The guys had to be careful, though, when introducing themselves to the punters as the much-beloved Pat Roller, after one became a night incident himself when floored by a drunk who said: ‘Nah, you’re no. I met him last week.’

In Ian Rankin’s Rebus, I remembered a dozen long forgotten names, and faces flashed through my mind from those days when we shared a strange, interdependent camaraderie…and often pub.

We fed off each other in wary black humoured jostling and eked out, or fed, bits of information which gave us page leads and splashes, carefully hiding the identities of the ‘contacts’ who supplied them.

Our over-inflated expenses – mainly drink – simply said ‘entertaining contacts’ and no-one would ever dream of asking for a name.

Only once was I caught out when working for the notoriously stingy BBC Scotland which demanded names if receipts were over a certain amount.

So, as I had indeed seen a certain Councillor and returned with a good story, I had no qualms about offering a hefty cocktail bar bill from the same day. He and I had had coffee earlier.

Called in by an old newspaper hand and now the core of the news gathering operation at the Beeb, George Sinclair, I was not asked to sit as he waved my receipt in front of me.

‘Bit hefty,’ he said.

‘I know,’ I said with a grimace. ‘But he was swallowing doubles like there was no tomorrow. And I got a great story.’

George gave me the death stare – I returned it what all the innocence I was good at mustering then.

‘Strange that,’ he said grimly. ‘He’s an alcoholic but he went on the wagon six months ago and has been doing great.’

I swear I didn’t falter as I switched to a pitiful expression. ‘Oh, poor, poor man. Well, he’s well and truly fallen off it now. I pray he’s not on a bender.’

George signed off my expenses. A long time later he told me he’d been so impressed by my quick-thinking cheek he could do nothing else.

Anyway Rebus. Not really being a fan of that genre but well aware of its popularity, I ordered the book simply because I read an interview with Ian Rankin where he said he’d given the now-retired, once hard-drinking, heavy smoker Rebus COPD – chronic obstructive pulmonary disease.

There wasn’t, sadly, much to console or inform me in Rebus’ dealings with it, beyond his inhaler use. I am obviously, at Stage 3, far further down the well than he.

But there was one revelatory moment when discussing it with a former colleague, dying from cancer, the term: ‘managed decline ‘was wryly used.

And those two words, dear readers, will be my buzz words for 2020 in the absence of the resolutions I never make for fear of tempting the fates. (Seriously? I think I know now that tempting them or placating them makes no bloody difference. But…just in case.)

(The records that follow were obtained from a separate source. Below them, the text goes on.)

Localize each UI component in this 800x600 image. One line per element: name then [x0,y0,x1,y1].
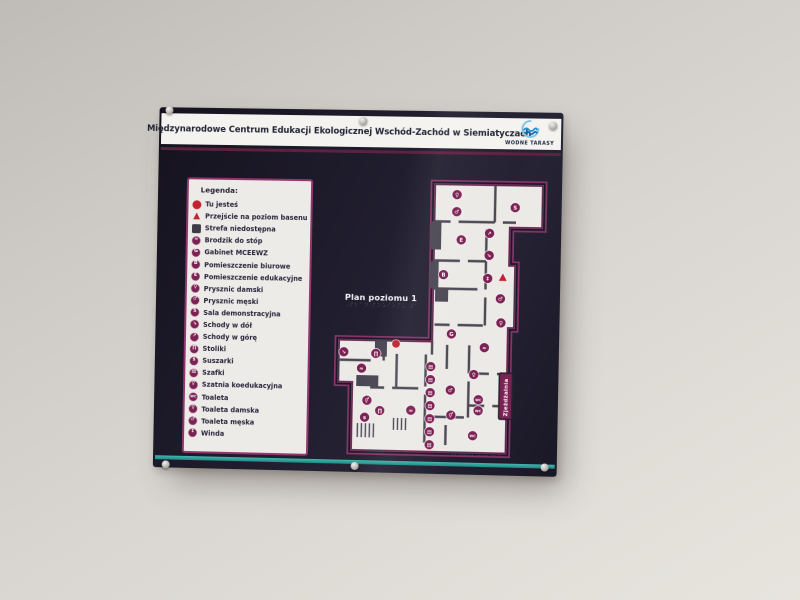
legend-item-list: Tu jesteś▲Przejście na poziom basenuStre… [187,198,308,441]
legend-item-label: Schody w dół [203,321,252,330]
plan-label-block: Plan poziomu 1 ⠠⠏⠇⠁⠝ ⠏⠕⠵⠊⠕⠍⠥ ⠼⠁ [345,293,420,311]
you-are-here-icon [392,340,401,349]
legend-item-label: Toaleta męska [201,417,254,426]
legend-item-label: Gabinet MCEEWZ [204,249,268,258]
room-icon-glyph: ♀ [499,321,503,327]
room-icon-glyph: s [363,415,366,421]
wave-swirl-icon [520,119,540,138]
room-icon-glyph: ▤ [427,417,432,423]
you-are-here-icon [192,200,201,209]
toilet-women-icon: ♀ [188,404,197,413]
restricted-zone-icon [192,224,201,233]
room-icon-glyph: ∏ [374,351,378,357]
education-room-icon: E [191,272,200,281]
room-icon-glyph: ≈ [482,345,487,351]
legend-item-label: Pomieszczenie edukacyjne [204,273,303,283]
legend-item-label: Toaleta damska [201,405,259,414]
toilet-men-icon: ♂ [188,416,197,425]
mounting-screw [351,462,359,470]
room-icon-glyph: WC [475,398,482,402]
room-icon-glyph: ↗ [487,231,492,237]
dryers-icon: s [189,356,198,365]
room-icon-glyph: ↘ [342,350,346,356]
legend-item-label: Prysznic damski [204,285,264,294]
room-icon-glyph: ▤ [427,403,432,409]
changing-room-icon: ⚥ [189,380,198,389]
room-icon-glyph: ♂ [454,210,459,216]
legend-header: Legenda: [201,185,308,196]
room-icon-glyph: ♂ [498,297,503,303]
room-icon-glyph: B [441,272,445,278]
pool-passage-icon: ▲ [192,212,201,221]
legend-item-label: Schody w górę [203,333,257,342]
stairs-up-icon: ↗ [190,332,199,341]
slide-tab: Zjeżdżalnia [499,373,513,419]
legend-item-label: Szafki [202,369,225,377]
room-icon-glyph: ▤ [428,390,433,396]
room-icon-glyph: ≈ [359,366,363,372]
legend-item-label: Stoliki [203,345,227,353]
sign-panel: Międzynarodowe Centrum Edukacji Ekologic… [153,107,564,477]
room-icon-glyph: WC [469,434,476,438]
shower-men-icon: ♂ [191,296,200,305]
room-icon-glyph: ▤ [428,377,433,383]
legend-item-label: Sala demonstracyjna [203,309,280,319]
room-icon-glyph: ∏ [378,408,382,414]
floor-plan: Zjeżdżalnia ♀♂S↗E↘B↕♂♀G≈↘∏≈▤▤▤▤▤▤▤♀♂WCWC… [327,175,561,460]
room-icon-glyph: ▤ [427,430,432,436]
legend-item-label: Szatnia koedukacyjna [202,381,283,391]
legend-item-label: Przejście na poziom basenu [205,213,307,223]
room-icon-glyph: ↕ [485,276,490,282]
toilet-icon: WC [189,392,198,401]
room-icon-glyph: G [449,332,453,338]
legend-item-label: Prysznic męski [203,297,258,306]
mounting-screw [540,463,548,471]
wall-background: Międzynarodowe Centrum Edukacji Ekologic… [0,0,800,600]
room-icon-glyph: E [459,238,463,244]
room-icon-glyph: ↘ [487,253,492,259]
legend-item-label: Pomieszczenie biurowe [204,261,290,271]
room-icon-glyph: ⚥ [364,397,369,404]
foot-bath-icon: ≈ [192,236,201,245]
elevator-icon: ↕ [188,428,197,437]
legend-item-label: Tu jesteś [205,200,238,209]
mounting-screw [162,460,170,468]
legend-item-label: Suszarki [202,357,233,366]
office-room-icon: B [191,260,200,269]
legend-item-label: Brodzik do stóp [205,237,263,246]
tables-icon: ∏ [190,344,199,353]
room-icon-glyph: ▤ [427,443,432,449]
legend-item-label: Winda [201,429,224,438]
room-icon-glyph: ♀ [472,372,476,378]
legend-item: ↕Winda [187,427,303,442]
lockers-icon: ▤ [189,368,198,377]
room-icon-glyph: ⚥ [448,412,453,419]
room-icon-glyph: S [513,205,517,211]
room-icon-glyph: ≈ [409,408,413,414]
legend-item-label: Strefa niedostępna [205,225,276,234]
demo-room-icon: S [190,308,199,317]
logo-text: WODNE TARASY [501,142,558,148]
stairs-down-icon: ↘ [190,320,199,329]
slide-label: Zjeżdżalnia [503,378,510,416]
shower-women-icon: ♀ [191,284,200,293]
legend-card: Legenda: Tu jesteś▲Przejście na poziom b… [182,177,313,456]
legend-item-label: Toaleta [202,393,229,402]
room-icon-glyph: ♂ [448,388,453,394]
office-mceewz-icon: G [191,248,200,257]
room-icon-glyph: ♀ [455,192,459,198]
room-icon-glyph: WC [475,409,482,413]
footer-small-print: ·· ······ ····· ·· · [452,453,501,459]
room-icon-glyph: ▤ [428,364,433,370]
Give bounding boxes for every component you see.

Aren’t we all, after all, merely managing decline for most of our lives?

The ones pounding or cycling the city streets in lycra may race all they like in a bid to keep at peak performance. The sweating gym, carb-limited, supplement-boosting, turmeric-swallowing, smoothie-juicers, may glow all they can to hone and tone those still perfect bodies.

You may choose to do pilates, hot yoga, cool meditation, fasting retreats in the Austrian mountains where white clad ‘experts’ eat your thousands as you fast and chew each meagre allowed mouthful forty times.

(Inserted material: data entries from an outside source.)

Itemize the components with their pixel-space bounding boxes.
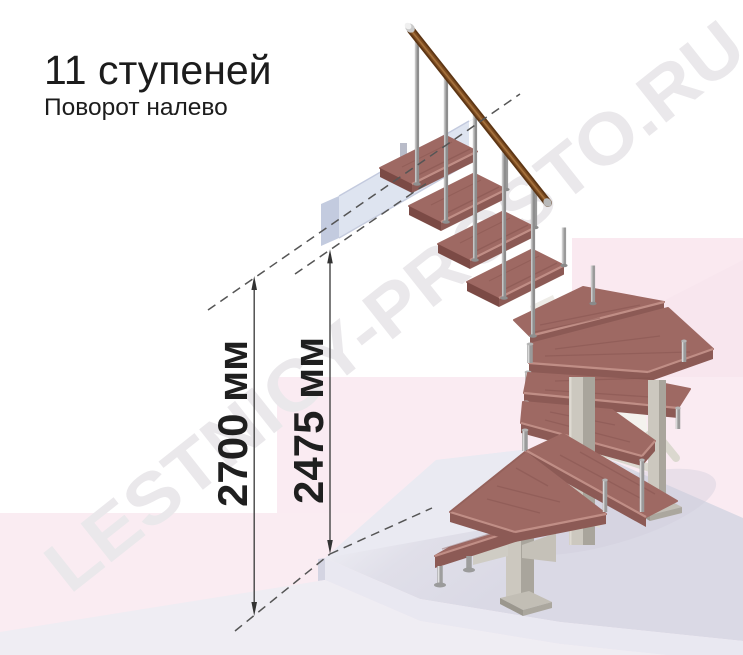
svg-text:Поворот налево: Поворот налево — [44, 94, 228, 121]
svg-text:11 ступеней: 11 ступеней — [44, 47, 272, 93]
svg-text:2700 мм: 2700 мм — [209, 340, 256, 507]
svg-text:2475 мм: 2475 мм — [285, 337, 332, 504]
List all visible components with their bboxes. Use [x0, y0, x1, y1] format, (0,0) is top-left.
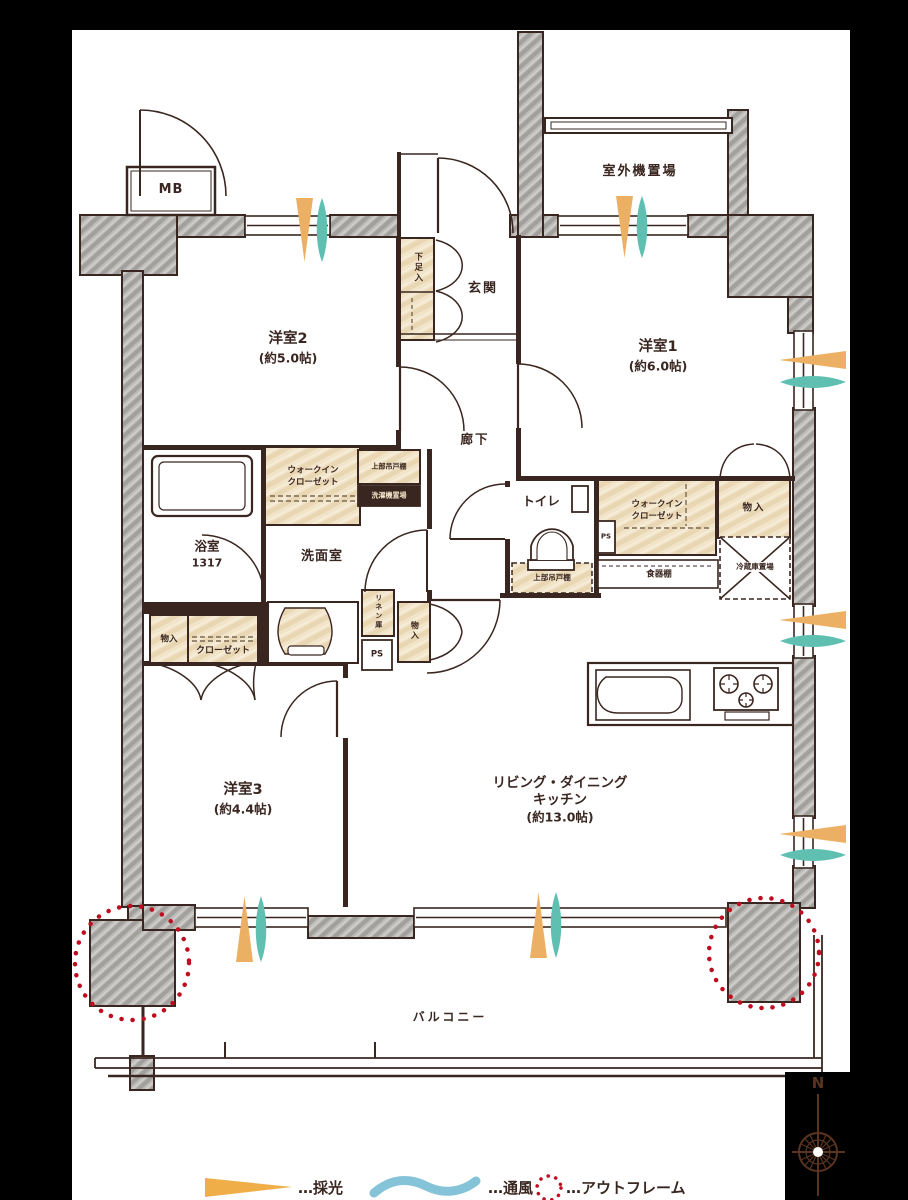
label-fridge-space: 冷蔵庫置場 [735, 562, 775, 572]
label-ldk-line1: リビング・ダイニング [493, 774, 628, 792]
label-toilet: トイレ [522, 494, 560, 511]
label-upper-cabinet-left: 上部吊戸棚 [372, 462, 407, 471]
label-bedroom1-name: 洋室1 [638, 338, 677, 358]
label-entrance: 玄関 [468, 280, 498, 298]
label-outdoor-unit: 室外機置場 [602, 163, 677, 181]
label-ps-left: PS [371, 649, 383, 660]
compass-north-label: N [812, 1073, 825, 1093]
label-upper-cabinet-toilet: 上部吊戸棚 [533, 573, 571, 583]
bathtub [152, 456, 252, 516]
legend-daylight-arrow [205, 1178, 292, 1197]
label-wic-left-line2: クローゼット [287, 477, 338, 488]
label-hallway: 廊下 [460, 432, 489, 449]
label-washroom: 洗面室 [301, 548, 343, 566]
outdoor-unit-bay [545, 118, 732, 133]
kitchen-counter [588, 663, 793, 725]
legend-outframe-label: …アウトフレーム [566, 1178, 686, 1198]
label-wic-right-line2: クローゼット [631, 511, 682, 522]
vanity-sink [268, 602, 358, 663]
label-bedroom3-size: (約4.4帖) [214, 802, 273, 819]
label-wic-left-line1: ウォークイン [287, 465, 338, 476]
label-linen: リネン庫 [373, 594, 382, 630]
label-storage-mid: 物入 [409, 621, 420, 641]
label-ps-right: PS [601, 532, 611, 541]
label-bedroom2-size: (約5.0帖) [259, 351, 318, 368]
label-closet: クローゼット [196, 645, 250, 657]
label-wic-right-line1: ウォークイン [631, 499, 682, 510]
toilet-bowl [528, 529, 574, 570]
label-storage-right: 物入 [742, 503, 765, 516]
label-mb: MB [159, 181, 184, 199]
label-balcony: バルコニー [413, 1009, 488, 1025]
label-storage-left: 物入 [160, 634, 177, 645]
label-bedroom2-name: 洋室2 [268, 330, 307, 350]
legend-daylight-label: …採光 [298, 1178, 343, 1198]
label-cupboard: 食器棚 [646, 569, 672, 580]
legend-ventilation-label: …通風 [488, 1178, 533, 1198]
legend-ventilation-wave [374, 1181, 476, 1193]
legend-outframe-circle [537, 1176, 561, 1200]
label-bathroom-name: 浴室 [194, 539, 219, 556]
label-ldk-size: (約13.0帖) [526, 810, 593, 827]
label-shoe-cabinet: 下足入 [411, 252, 422, 284]
label-bathroom-size: 1317 [192, 557, 223, 572]
balcony-railing [95, 935, 822, 1076]
label-ldk-line2: キッチン [533, 791, 587, 809]
label-bedroom3-name: 洋室3 [223, 781, 262, 801]
label-washer-space: 洗濯機置場 [372, 491, 407, 500]
floorplan-canvas: MB 室外機置場 洋室2 (約5.0帖) 洋室1 (約6.0帖) 玄関 廊下 下… [0, 0, 908, 1200]
label-bedroom1-size: (約6.0帖) [629, 359, 688, 376]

You may book mark each, daily, major new story that shows yet another way to stave off cancer or dementia, the bogey-men fears of this century.

And as you mash your avocados with chillies and cream your hand-rolled, organic oats with almond milk, you will feel in control and you will feel that just one step ahead of your….fate.

But all the blessed Rankin has now shown me, as the footsteps have barely muddied this pristine year, is that you and me are merely managing decline.

I declined some years ago and I’m sure I’m way, way ahead of many of you, but, for now anyway, I feel quite energised to manage the rest of it.

So – back to the treadmill; the diaphragm breathing exercises, the daily 2ltrs of water etc etc and out of the slough of despondency.

And next time anyone asks, with that sideways tilt of the head and sweet smile, ‘How are you?’ I shall answer – 'managing decline'.

Just like you but in a slightly different way. Upwards and onwards.